By Matt Lawson
Last week I was sick with an unfortunately lingering cold. It just so happened that I’d stocked up on clearance-priced generic cold medicine the weekend before, so at least I was armed. I hadn’t had Alka Seltzer-type cold medicine since college. It’s cheap and it works as long as you keep taking it every three hours. I know I’ve alluded to the illnesses of college life before, but now that the fall semester’s in full sway and cold and flu season’s coming up, I’d like to brief the new class of college freshmen on what to expect.
Back when you were wide-eyed high school graduates eagerly waiting the excitement of collegiate life, you were probably warned about meningitis and its tendency to spread in college dorms. You may have been vaccinated for it. Good for you. Now you’ve got that one out of the way, your body is open to all of the other dorm-bred contagions. You may think to yourself, “But my dorm’s not dirty.” Let’s assume that the building’s staff does its best to keep clean. I don’t doubt that colleges do their part to keep the dorms as disease-free as possible. They want parents to know that their little ones are getting the most for their money.

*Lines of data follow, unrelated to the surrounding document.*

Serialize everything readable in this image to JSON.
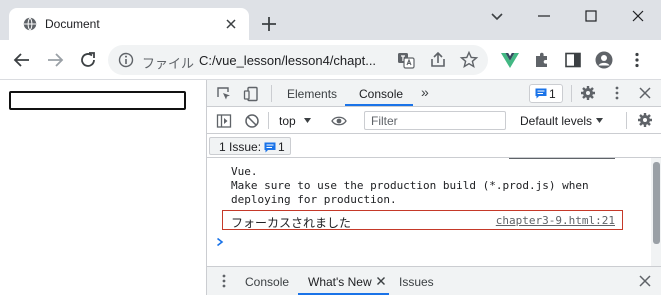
{
  "browser": {
    "tab_title": "Document",
    "omnibox": {
      "security_label": "ファイル",
      "url": "C:/vue_lesson/lesson4/chapt..."
    }
  },
  "devtools": {
    "tabs": [
      "Elements",
      "Console"
    ],
    "active_tab": "Console",
    "issues_badge_count": "1",
    "console_toolbar": {
      "context": "top",
      "filter_placeholder": "Filter",
      "levels": "Default levels"
    },
    "issues_chip": {
      "label": "1 Issue:",
      "count": "1"
    },
    "console_lines": [
      "Vue.",
      "Make sure to use the production build (*.prod.js) when",
      "deploying for production."
    ],
    "message": {
      "text": "フォーカスされました",
      "source": "chapter3-9.html:21"
    },
    "drawer_tabs": [
      "Console",
      "What's New",
      "Issues"
    ],
    "active_drawer_tab": "What's New"
  },
  "colors": {
    "accent": "#1a73e8",
    "message_border": "#c53929",
    "vue_green": "#42b883"
  }
}
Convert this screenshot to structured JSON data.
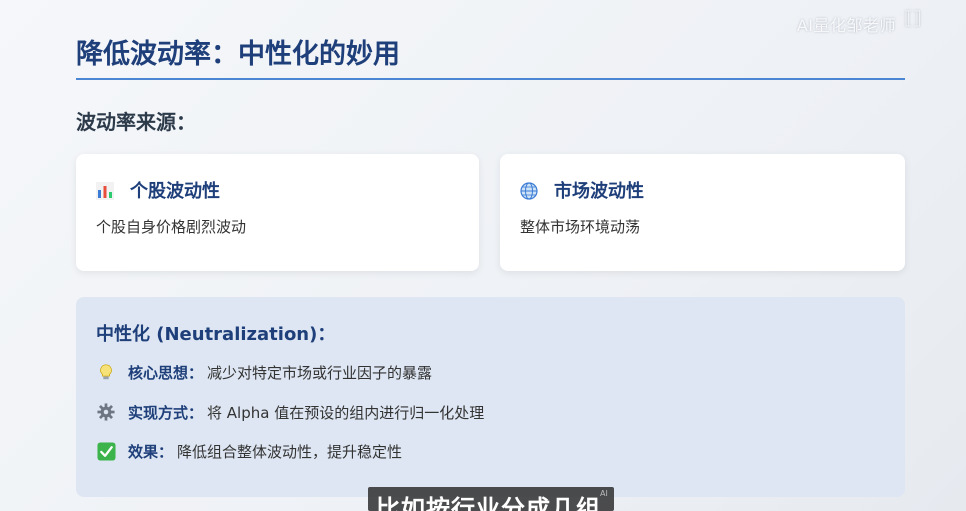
{
  "watermark": "AI量化邹老师",
  "title": "降低波动率：中性化的妙用",
  "subhead": "波动率来源：",
  "cards": [
    {
      "icon": "bar-chart-icon",
      "title": "个股波动性",
      "desc": "个股自身价格剧烈波动"
    },
    {
      "icon": "globe-icon",
      "title": "市场波动性",
      "desc": "整体市场环境动荡"
    }
  ],
  "neutralization": {
    "title": "中性化 (Neutralization)：",
    "items": [
      {
        "icon": "lightbulb-icon",
        "label": "核心思想：",
        "text": "减少对特定市场或行业因子的暴露"
      },
      {
        "icon": "gear-icon",
        "label": "实现方式：",
        "text": "将 Alpha 值在预设的组内进行归一化处理"
      },
      {
        "icon": "checkmark-icon",
        "label": "效果：",
        "text": "降低组合整体波动性，提升稳定性"
      }
    ]
  },
  "caption": "比如按行业分成几组",
  "caption_badge": "AI",
  "colors": {
    "title": "#1e3f7a",
    "rule": "#4a86d4",
    "panel_bg": "#dde6f2",
    "check_green": "#3cb44b"
  }
}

However, there’s only so much that the staff can do. They can’t make your roommate shower regularly. They won’t go through your mini-fridge and throw away the fuzzy black spaghetti you’ve forgotten about. They could crank the thermostat down so you don’t go from hypothermic outdoor temperatures to the raging sub-Saharan heat indoors, but that doesn’t create the problems so much as it just doesn’t help them. Besides, you learn to live in extreme temperatures pretty easily. It’s when you go home for winter break and find yourself yelling to your parents that their 70-degree house is inhospitable that it really becomes a problem.

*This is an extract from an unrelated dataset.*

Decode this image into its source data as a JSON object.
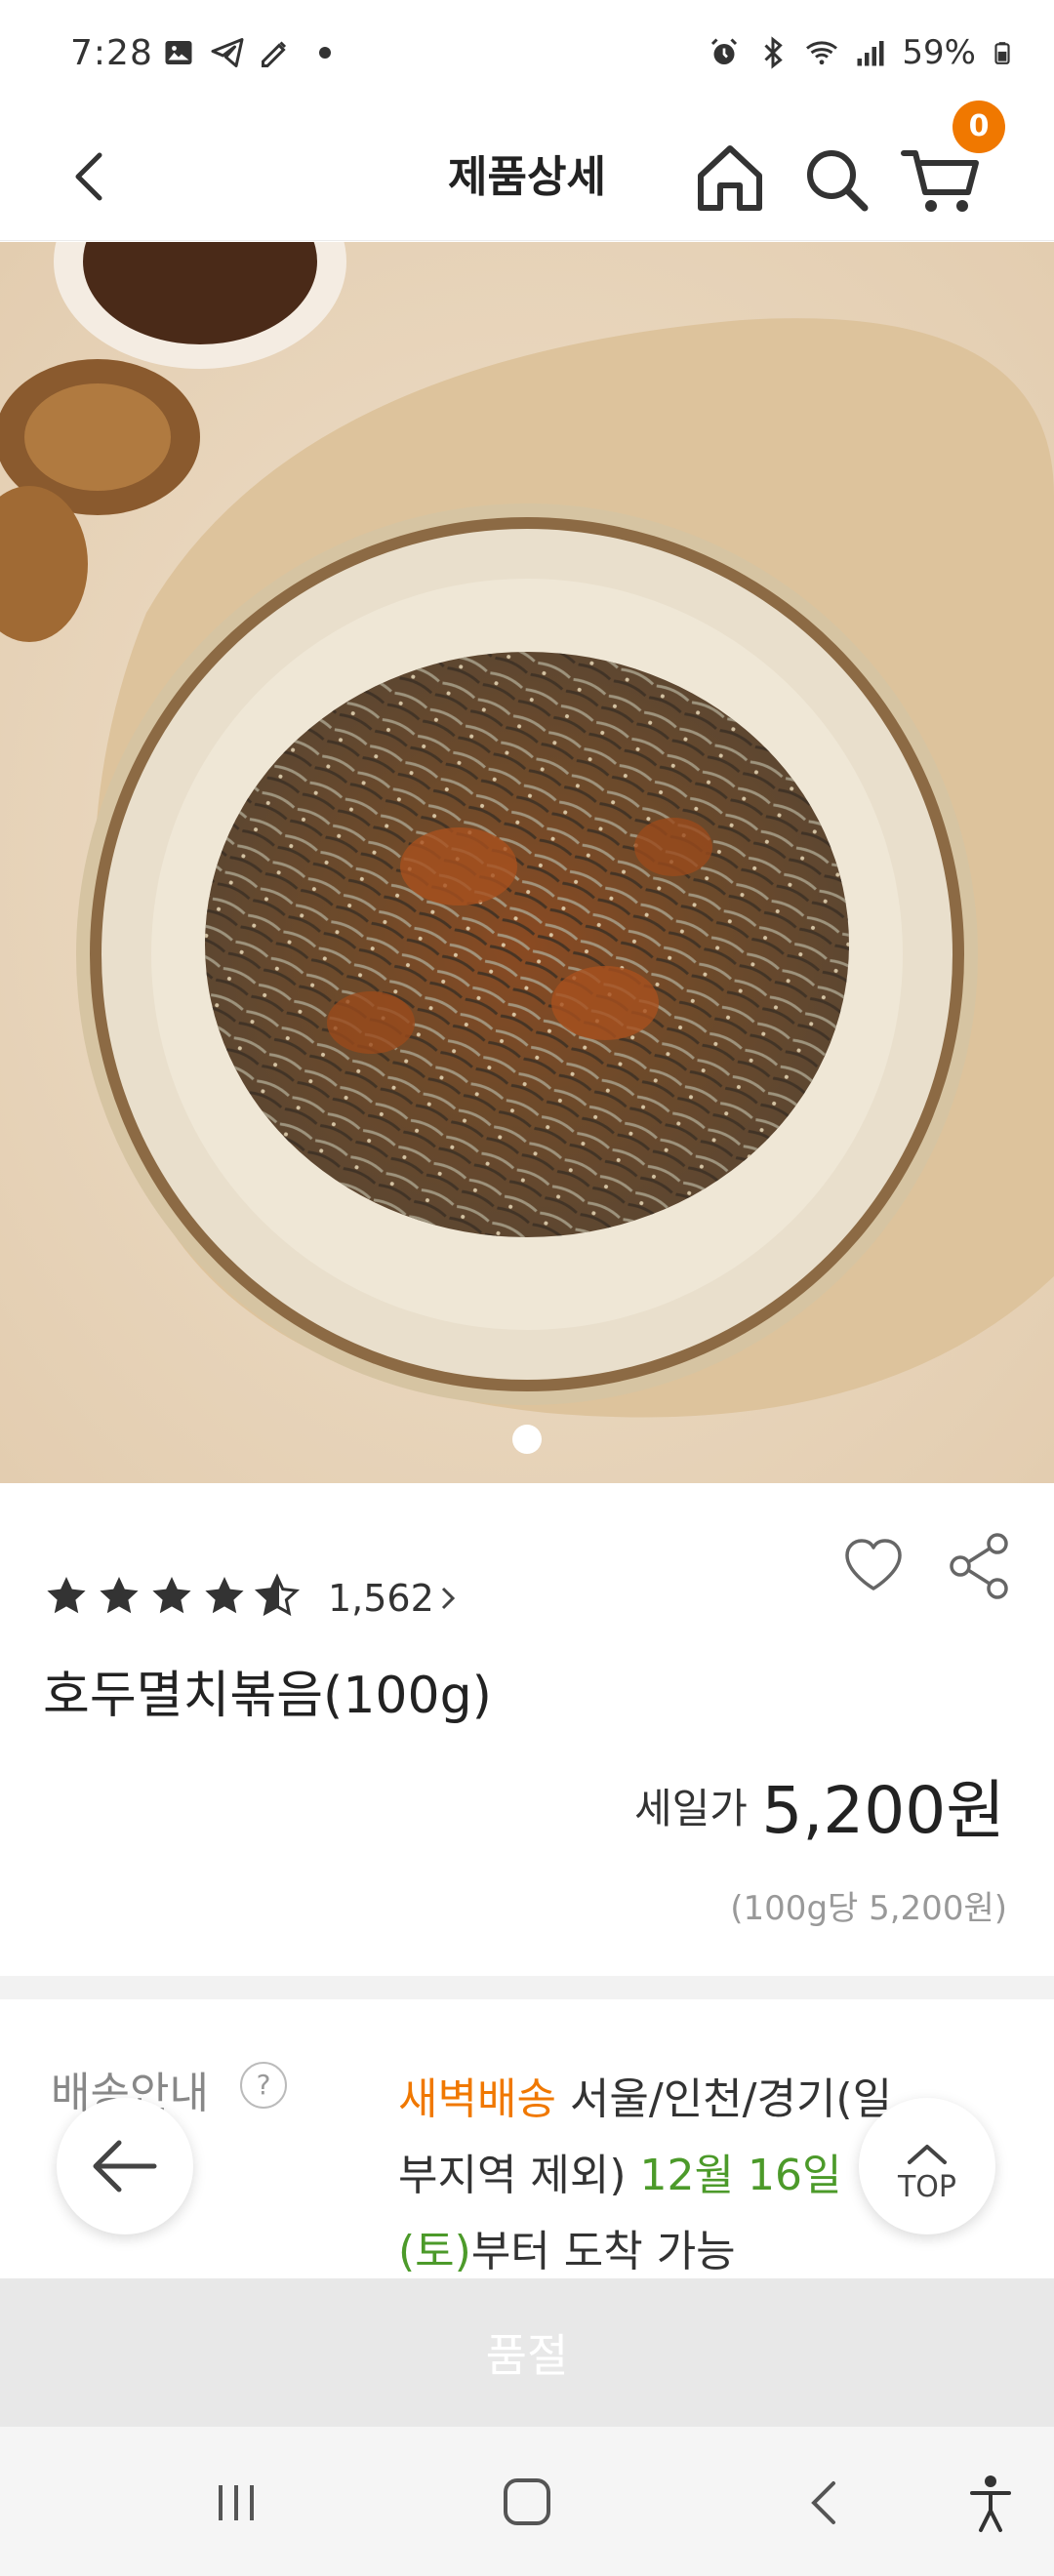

Along with the expanding awareness of the world and evolving self-knowledge that comes with higher education, you will experience a variety of new physical symptoms. A Technicolor parade of all kinds of substances will come out of your body that you never knew you were capable of producing. Become familiar with words like “bile” and “gastroenteritis” and “Giardia”. Do not over-Google your symptoms because the search engine will end up diagnosing you with cholera or that old Oregon Trail favorite, dysentery. This will just give you another disease called cyberchondria that is already a threat to society without claiming you as another victim.
I recommend just going with the (greenish) flow. Of course, take medicine and go to the infirmary and all of that. Always wear sandals in the shower. You do have your studies to think about. Keep in mind, though, that this is the time you can legally experience Kafka-esque dreams, delirium-fueled night wanderings, and philosophical breakthroughs, along with the complete dissipation of time and space. Let them fuel your creative fires. As an added bonus, you will earn the sympathy of others. Professors will understand if you can’t attend class due to staph poisoning. Your children still will want you to chauffeur them to the mall after you just coughed up a lung in front of them. (I may not have children myself, but I have been on their end of the situation).
Being sick in college has its temporary cost, but it will make you a stronger person inside and out. In the end, that’s the essence of a good education.